Si vous jugez tout cela dérisoire, vous ne vous trompez pas car nous sommes dans une époque qui suscite dans son fonctionnement les extrêmes, jusqu’à faire croire à des interférences mystérieuses : plus les événements sont colossaux, plus les causes originelles en apparaissent absolument dérisoires. Des cloportes de plus en plus dérisoires (2 centimètres de long au mieux) ne cessent d’accoucher d’une nécromasse gigantesque, à la mesure de Gaïa elle-même... Ainsi allons-nous exposer trois cas d’actualité qui illustrent cette étrange situation, qui l’éclairent en faisant surgir sa propre vérité.

Pour faire carrière à la CIA & au MI6, ignorez l’Irak

D’abord, nous revenons sur une Brève de crise de ce même 24 juin 2014, qui décrit, justement à notre sens, les circonstances qui ont mené à l’ignorance extraordinaire des préparatifs de l’offensive d’ISIS en Irak. On ajoutera aux citations contenues dans ce texte celle-ci, venue de Michael Stephens, analyste de la branche qatari du Royal United Services Institute (RUSI), qui nous explique les causes de l’indifférence complète de la CIA, du MI6 & Cie pour les informations venues des SR kurde sur la préparation de l’offensive IRIS-en-Irak. La cause se nomme simplement : carriérisme ...
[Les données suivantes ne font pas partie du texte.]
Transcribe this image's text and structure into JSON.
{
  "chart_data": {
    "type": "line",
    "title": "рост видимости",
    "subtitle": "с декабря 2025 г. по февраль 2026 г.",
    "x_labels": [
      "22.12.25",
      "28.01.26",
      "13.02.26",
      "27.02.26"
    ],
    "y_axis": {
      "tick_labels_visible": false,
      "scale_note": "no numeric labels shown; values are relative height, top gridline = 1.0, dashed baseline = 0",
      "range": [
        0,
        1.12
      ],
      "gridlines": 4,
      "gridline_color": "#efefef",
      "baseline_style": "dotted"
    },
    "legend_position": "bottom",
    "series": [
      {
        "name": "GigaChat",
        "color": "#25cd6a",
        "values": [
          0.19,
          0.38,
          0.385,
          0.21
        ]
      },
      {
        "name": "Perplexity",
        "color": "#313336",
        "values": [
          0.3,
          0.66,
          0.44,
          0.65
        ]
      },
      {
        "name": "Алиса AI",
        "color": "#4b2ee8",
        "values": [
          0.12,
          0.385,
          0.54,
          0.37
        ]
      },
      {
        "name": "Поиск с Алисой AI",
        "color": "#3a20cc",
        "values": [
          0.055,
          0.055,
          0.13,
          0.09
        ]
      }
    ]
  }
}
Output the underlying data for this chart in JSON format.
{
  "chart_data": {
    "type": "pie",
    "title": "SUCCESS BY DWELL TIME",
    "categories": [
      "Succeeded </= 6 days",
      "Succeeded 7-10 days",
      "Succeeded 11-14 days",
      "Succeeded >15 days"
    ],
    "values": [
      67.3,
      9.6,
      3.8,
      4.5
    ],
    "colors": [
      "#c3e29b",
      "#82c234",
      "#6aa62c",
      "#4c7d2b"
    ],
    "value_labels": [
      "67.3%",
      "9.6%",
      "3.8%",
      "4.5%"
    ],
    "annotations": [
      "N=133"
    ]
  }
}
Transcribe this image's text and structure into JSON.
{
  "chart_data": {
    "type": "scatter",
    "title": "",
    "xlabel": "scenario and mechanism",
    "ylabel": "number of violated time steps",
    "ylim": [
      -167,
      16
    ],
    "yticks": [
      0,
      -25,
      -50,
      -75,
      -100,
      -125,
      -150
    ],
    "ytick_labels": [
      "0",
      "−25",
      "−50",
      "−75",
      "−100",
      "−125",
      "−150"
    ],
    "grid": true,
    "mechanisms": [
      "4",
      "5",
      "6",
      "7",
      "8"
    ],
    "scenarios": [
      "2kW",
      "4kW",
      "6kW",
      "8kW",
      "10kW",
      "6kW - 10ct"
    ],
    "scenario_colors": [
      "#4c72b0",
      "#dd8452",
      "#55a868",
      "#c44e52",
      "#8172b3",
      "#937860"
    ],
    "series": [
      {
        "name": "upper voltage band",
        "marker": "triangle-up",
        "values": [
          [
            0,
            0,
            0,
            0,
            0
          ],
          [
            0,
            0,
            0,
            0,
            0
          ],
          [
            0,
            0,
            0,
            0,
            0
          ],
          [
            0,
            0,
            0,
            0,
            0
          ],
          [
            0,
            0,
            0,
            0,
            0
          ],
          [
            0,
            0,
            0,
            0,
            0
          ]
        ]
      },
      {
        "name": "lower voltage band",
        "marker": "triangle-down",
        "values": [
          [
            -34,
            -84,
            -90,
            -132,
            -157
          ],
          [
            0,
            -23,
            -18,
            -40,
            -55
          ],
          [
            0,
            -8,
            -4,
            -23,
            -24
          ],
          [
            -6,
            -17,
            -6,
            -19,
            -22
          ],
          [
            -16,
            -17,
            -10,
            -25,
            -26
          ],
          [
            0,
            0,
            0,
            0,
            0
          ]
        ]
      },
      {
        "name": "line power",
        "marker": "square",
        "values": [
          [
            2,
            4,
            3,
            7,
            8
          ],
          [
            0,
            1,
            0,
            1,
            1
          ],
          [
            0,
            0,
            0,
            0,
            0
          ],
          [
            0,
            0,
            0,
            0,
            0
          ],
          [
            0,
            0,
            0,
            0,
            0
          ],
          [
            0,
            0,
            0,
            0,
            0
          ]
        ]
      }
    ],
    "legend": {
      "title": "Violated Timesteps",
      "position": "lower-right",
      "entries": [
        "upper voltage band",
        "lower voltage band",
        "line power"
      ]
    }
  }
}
«Both the Americans and the British had options to upgrade their presence on the ground many months before this happened but seem not to have acted on that. For one reason or another there was a feeling that Iraq was not an important foreign posting and as a result it was seen as a place where careers go to die rather than a place to build a career. That meant the assets that should have been available to us weren’t really there when this kicked off.»

Ainsi s’explique encore mieux l’amertume des officiers du renseignement kurde qui se sont confiés au Telegraph. On ne peut ignorer le découragement complet de Lahur Talabani, chef du service de renseignement kurde, qui laisse bien augurer des perspectives de coopération avec le bloc BAO («I have completely lost hope in America after listening to President Barack Obama. I blame him personally for what has happened in Syria, in the Middle East, in Iraq at the moment. I have no hope any more»).

Premier circonstance où l’on constate la fatigue psychologique des cloportes devant un tel gâchis ... On peut d’ailleurs se demander qui est le cloporte de l’autre en la circonstance. Les officiers de la CIA et du MI6 ont montré, ou disons plus justement “confirmé”, la course de la dégradation de leur profession, en pleine accélération depuis 9/11 et la priorité absolue accordée au terrorisme et aux narrative de communication qui vont avec. Le résultat est ce comportement où la seule mesure est la conformité aux exigences et aux impératifs de la communication, dans le chef des directions politiques et de la politique-Système que ces dernières ont pour charge de développer.

Kerry humilié au Caire

Tournons-nous maintenant vers l’Égypte, où John Kerry vient de faire visite. Il y apportait un double message, bien dans la manière d’Obama et de cet étrange bloc BAO, agissant en faux-nez du Système, qui croit habile d’exiger (et de payer) les allégeances d’une part, d’asséner les leçons de morale aux opérateurs de ces allégeances d’autre part. Ainsi son sens de l’équité est-il rencontré, sous les applaudissements du parti des salonards implanté dans les quartiers chics des capitales et les talk-shows des TV à la mode. Le résultat, pour John Kerry est conforme à la mise et à l’esprit de la chose, et un simple renouvellement du script habituel : un désastre et une humiliation pour les USA, où l’on trouvera mêlés les habituels paquets de $millions, la litanie des droits de l’homme et le sort de trois journalistes d’Aljazeera.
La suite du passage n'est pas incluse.